The ruling raises a number of questions:

  • How much will the Government have to reimburse? Although figures of around £27 million are being quoted in the press, these do not take into account the remission scheme (which limits the amount poorest claimants have to pay). It is actually the case that, as of June 2016, approximately £14 million had been collected in tribunal fees. This amount will have increased since then, perhaps to almost £20 million. The reimbursement process will be complex and lengthy. The government will need to find the claimants and repay the amounts (presumably with interest to ensure they are put in the position they would have been had they never paid the fee).
  • Will there be a flood of cases arguing for an extension of time on claims which would have been brought if the tribunal fee system had not been in place?Some claimants might successfully seek an equitable extension of time on this basis if they can show, by reference to contemporaneous evidence – eg communications with ACAS or their lawyer - that the fee really did prevent them from bringing the claim.
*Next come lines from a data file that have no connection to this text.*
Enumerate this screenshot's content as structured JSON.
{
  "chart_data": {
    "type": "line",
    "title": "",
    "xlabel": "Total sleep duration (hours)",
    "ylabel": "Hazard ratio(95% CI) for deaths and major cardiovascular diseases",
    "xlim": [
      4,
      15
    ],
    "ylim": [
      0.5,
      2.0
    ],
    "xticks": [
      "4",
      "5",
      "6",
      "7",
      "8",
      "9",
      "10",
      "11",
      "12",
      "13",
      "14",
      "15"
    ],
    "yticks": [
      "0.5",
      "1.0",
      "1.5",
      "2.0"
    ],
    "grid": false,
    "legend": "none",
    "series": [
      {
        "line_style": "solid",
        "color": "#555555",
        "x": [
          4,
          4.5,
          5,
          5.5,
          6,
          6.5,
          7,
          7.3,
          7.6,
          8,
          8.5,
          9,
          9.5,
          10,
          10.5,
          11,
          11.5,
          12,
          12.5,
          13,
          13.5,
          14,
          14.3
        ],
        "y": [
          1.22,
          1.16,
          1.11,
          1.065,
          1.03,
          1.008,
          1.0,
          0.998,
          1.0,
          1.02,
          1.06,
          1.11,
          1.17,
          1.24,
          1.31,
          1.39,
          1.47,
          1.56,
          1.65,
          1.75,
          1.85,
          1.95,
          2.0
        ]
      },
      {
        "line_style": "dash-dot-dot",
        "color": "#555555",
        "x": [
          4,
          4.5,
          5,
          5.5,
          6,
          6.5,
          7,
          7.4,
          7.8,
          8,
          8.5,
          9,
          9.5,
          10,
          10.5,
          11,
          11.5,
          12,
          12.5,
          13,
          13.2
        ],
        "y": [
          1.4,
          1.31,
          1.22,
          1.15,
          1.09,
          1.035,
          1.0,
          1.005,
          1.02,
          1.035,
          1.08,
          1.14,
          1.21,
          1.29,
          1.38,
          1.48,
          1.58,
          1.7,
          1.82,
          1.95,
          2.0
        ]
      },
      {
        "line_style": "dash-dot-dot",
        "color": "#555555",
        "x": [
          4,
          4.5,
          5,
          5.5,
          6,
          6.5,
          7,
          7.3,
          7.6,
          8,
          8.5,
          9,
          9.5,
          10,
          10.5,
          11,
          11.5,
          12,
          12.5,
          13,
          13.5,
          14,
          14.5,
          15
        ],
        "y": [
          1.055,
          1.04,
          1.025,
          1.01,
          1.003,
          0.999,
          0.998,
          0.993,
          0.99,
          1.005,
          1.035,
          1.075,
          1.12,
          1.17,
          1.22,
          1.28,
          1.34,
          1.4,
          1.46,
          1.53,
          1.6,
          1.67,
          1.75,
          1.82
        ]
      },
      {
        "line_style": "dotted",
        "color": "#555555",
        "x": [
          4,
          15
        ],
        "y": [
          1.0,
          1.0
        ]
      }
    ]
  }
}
Given the need for hard evidence, it is unlikely that there will be a flood of cases.
  • Will a future government look to reintroduce a tribunal fee system? The Court did not outlaw the introduction of a tribunal fee charging system on principle. It may be unattractive for the current government to do so, but a future government could introduce a fair tribunal fee structure. For a fee system to be lawful, it must not have the effect of preventing access to justice. The fees must be affordable, and not in a theoretical sense but in a real sense. If people on lower incomes have to sacrifice their usual, reasonable expenditure to pay the fee, this would not be affordable. Careful scrutiny would be required on this point and the points the Court made about the impact of a two tier structure. Any new system would also need to take account of the fact that sometimes (eg where the claim is for a modest amount) a fee could make it irrational to bring a claim, and thereby effectively prevent access to justice.